I love the way I walk around my house in the morning light, my windows are golden from the outrageous flaming trees outside. The leaves will likely be gone by tomorrow morning. It's 59º now, which is also the predicted high temperature for today. It will get cooler as the day goes on. The rain is supposed to start this afternoon and turn to snow by evening. And some say we should get 6 to 13 inches of snow! Woooo Hoooooo!
I love the changing seasons, all of them.
Has anyone ever gone to facebook and been so inspired by all the lovely messages there that their day is changed? I have so many friends who post little inspirational things all day long, some with pictures of a blonde, blue-eyed Jesus. And this nice Jesus is saying all kinds of sweet things that could never be reconciled with what we know he actually said.
When I was fairly new in sobriety, "affirmations" were all the rage. I think Stuart Smalley did them the very best. The looking in the mirror and saying "I love you." Etc.
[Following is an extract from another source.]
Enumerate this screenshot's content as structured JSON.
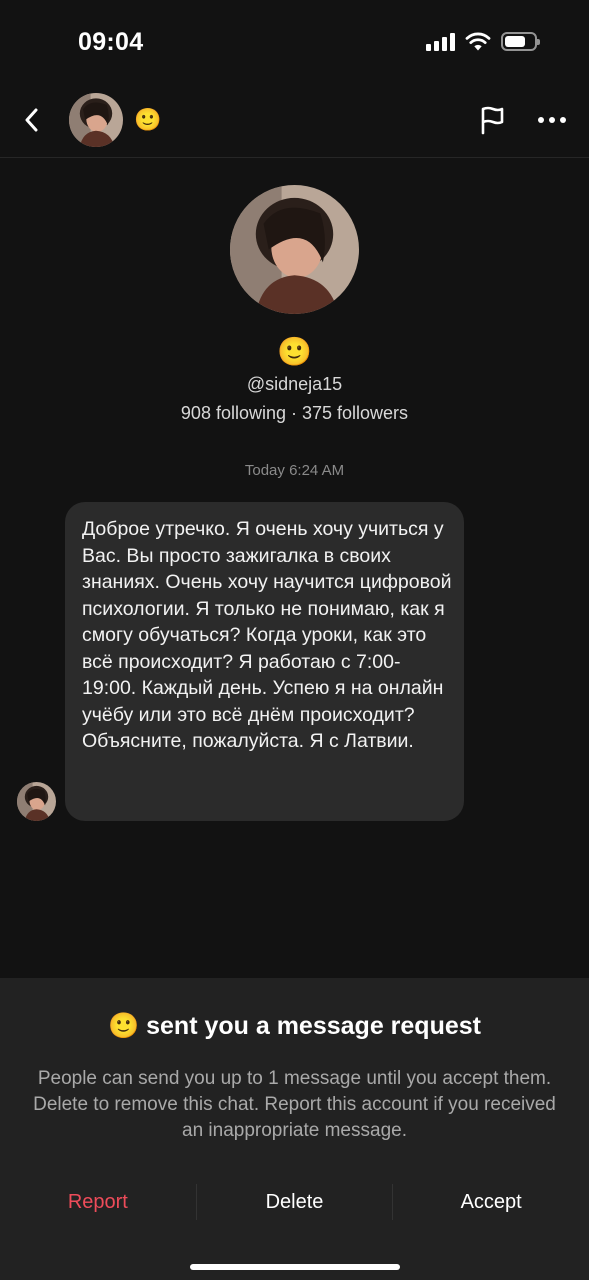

I couldn't bear it then, I can't bear it now. If I want to have self-esteem, I need to be esteemable. I can do that with action, not make-believe.
There are several women who are my "friends" on facebook who are not sober, they are struggling and resisting anything that makes sense, like going to meetings, getting a sponsor, working the steps. But they sure do all the sweet little inspirational messages all day long. I want to comment "How's that working out for you?" But I don't. Every now and then I have restraint of keyboard. Every now and then.
I am now going to be late for work because I have been screwing around with this post.
I think it would be safe to say that although I am enjoying the golden windows, I am a bit cranky today. I will ask God to help me with that. I know he will.
And I will give it my best shot to stay sober today and I hope you will too.
6 comments:
I totally get the whole idea of restraint. I have to do that a lot. Take care and enjoy the golden day.
For this obsessive alkie, Facebook is a great lesson in restraint of pen and keyboard.
Facebook can be dangerous, I tend to refrain A LOT!
I do daily affirmations, what I like about that is that it's a reminder that I need to walk my talk, which is something I only learned how to do in the rooms of AA
facebook...ackk!
affirmations...don't tape them up all over the place at work (like someone at my employ does)
restraint...I beginning to think I actually need to speak up more often. Maybe. I'm still thinking it over.
Hey Mary, if you get snow and it's on the Weather Channel tomorrow, I'll be waving to you! Make sure you wave back! :)
Kim in San Antonio (yes, we still have the AC on here)
I got sober when the inner child was all the rage. My inner child did dope and wanted more, I needed to become an adult.